Duane Eddy singles chronology
| "Rebel-'Rouser" (1958) | "Ramrod" (1958) | "Cannonball" (1958) |

= Ramrod (Duane Eddy song) =

"Ramrod" is a song written by Al Casey and originally released as the A-side of a single released by the obscure Ford record label in Los Angeles in 1957, backed on its B-side by the Duke Ellington/Juan Tizol/Irving Mills song "Caravan". Al Casey actually plays lead guitar on both sides of this release, but the record was credited to "Duane Eddy and the Rock-A-Billies".
The original recording of "Ramrod" was overdubbed on July 28, 1958 with Plas Johnson's saxophone and "rebel yells" were also added by the Sharps (later called The Rivingtons) for the song's second release on Jamie Records (Jamie 1109) in August 1958, now with the song "The Walker" on its B-side (written by Lee Hazlewood and Duane Eddy) and this release reached #17 on the R&B chart, #27 on the Billboard Hot 100, and #7 in Canada in 1958.
The song later also appeared on Duane Eddy's 1958 album, Have 'Twangy' Guitar Will Travel.
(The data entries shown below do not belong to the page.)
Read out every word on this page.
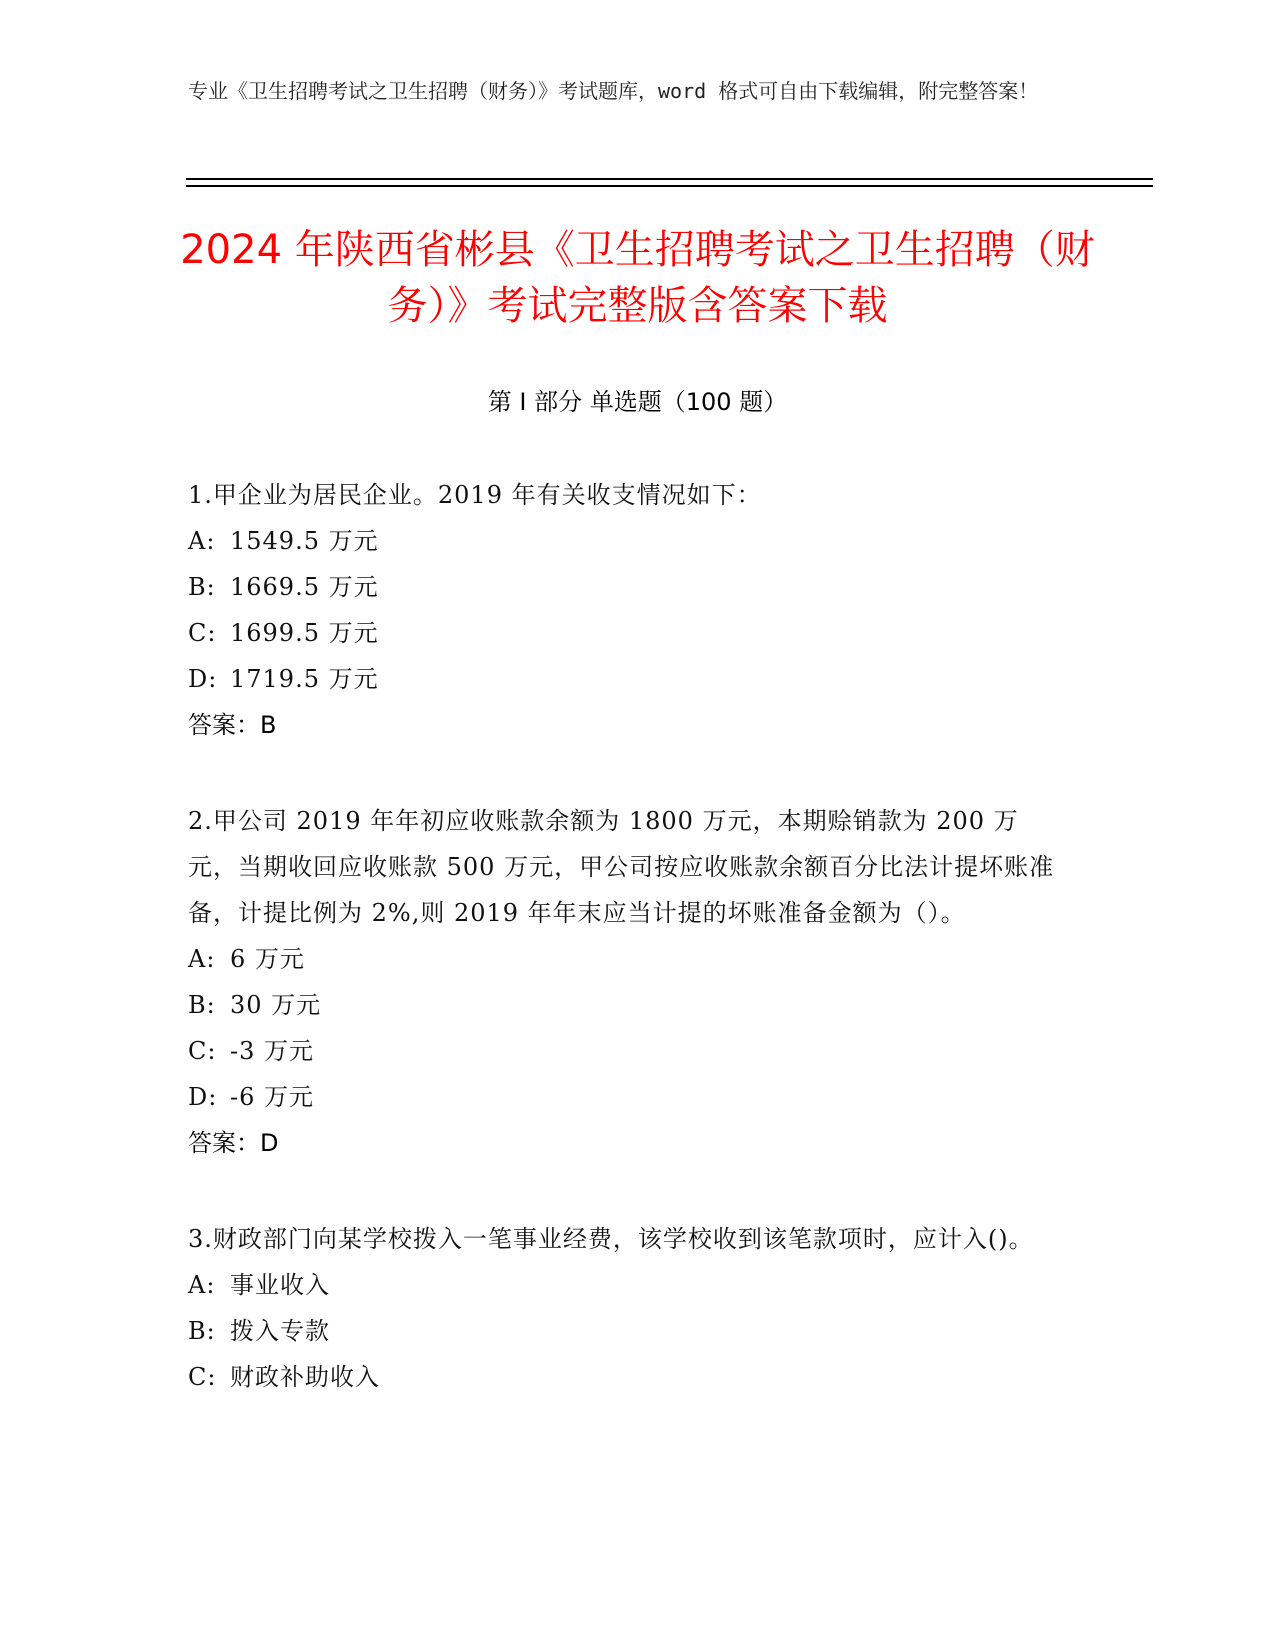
专业《卫生招聘考试之卫生招聘（财务）》考试题库，word 格式可自由下载编辑，附完整答案！
2024 年陕西省彬县《卫生招聘考试之卫生招聘（财务）》考试完整版含答案下载
第 I 部分 单选题（100 题）
1.甲企业为居民企业。2019 年有关收支情况如下：
A: 1549.5 万元
B: 1669.5 万元
C: 1699.5 万元
D: 1719.5 万元
答案：B
2.甲公司 2019 年年初应收账款余额为 1800 万元，本期赊销款为 200 万元，当期收回应收账款 500 万元，甲公司按应收账款余额百分比法计提坏账准备，计提比例为 2%,则 2019 年年末应当计提的坏账准备金额为（）。
A: 6 万元
B: 30 万元
C: -3 万元
D: -6 万元
答案：D
3.财政部门向某学校拨入一笔事业经费，该学校收到该笔款项时，应计入()。
A: 事业收入
B: 拨入专款
C: 财政补助收入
"Ramrod" was recorded at Audio Recorders recording studio in Phoenix, Arizona, and produced by Lee Hazlewood and Lester Sill.

==Other versions==
- The Challengers released a version on their 1963 album, Surfbeat.
The Beatles, then called The Silver Beetles recorded a cover of Ramrod from Paul McCartney's bathroom in July 1960. The version was never officially released and it circulated on bootlegs.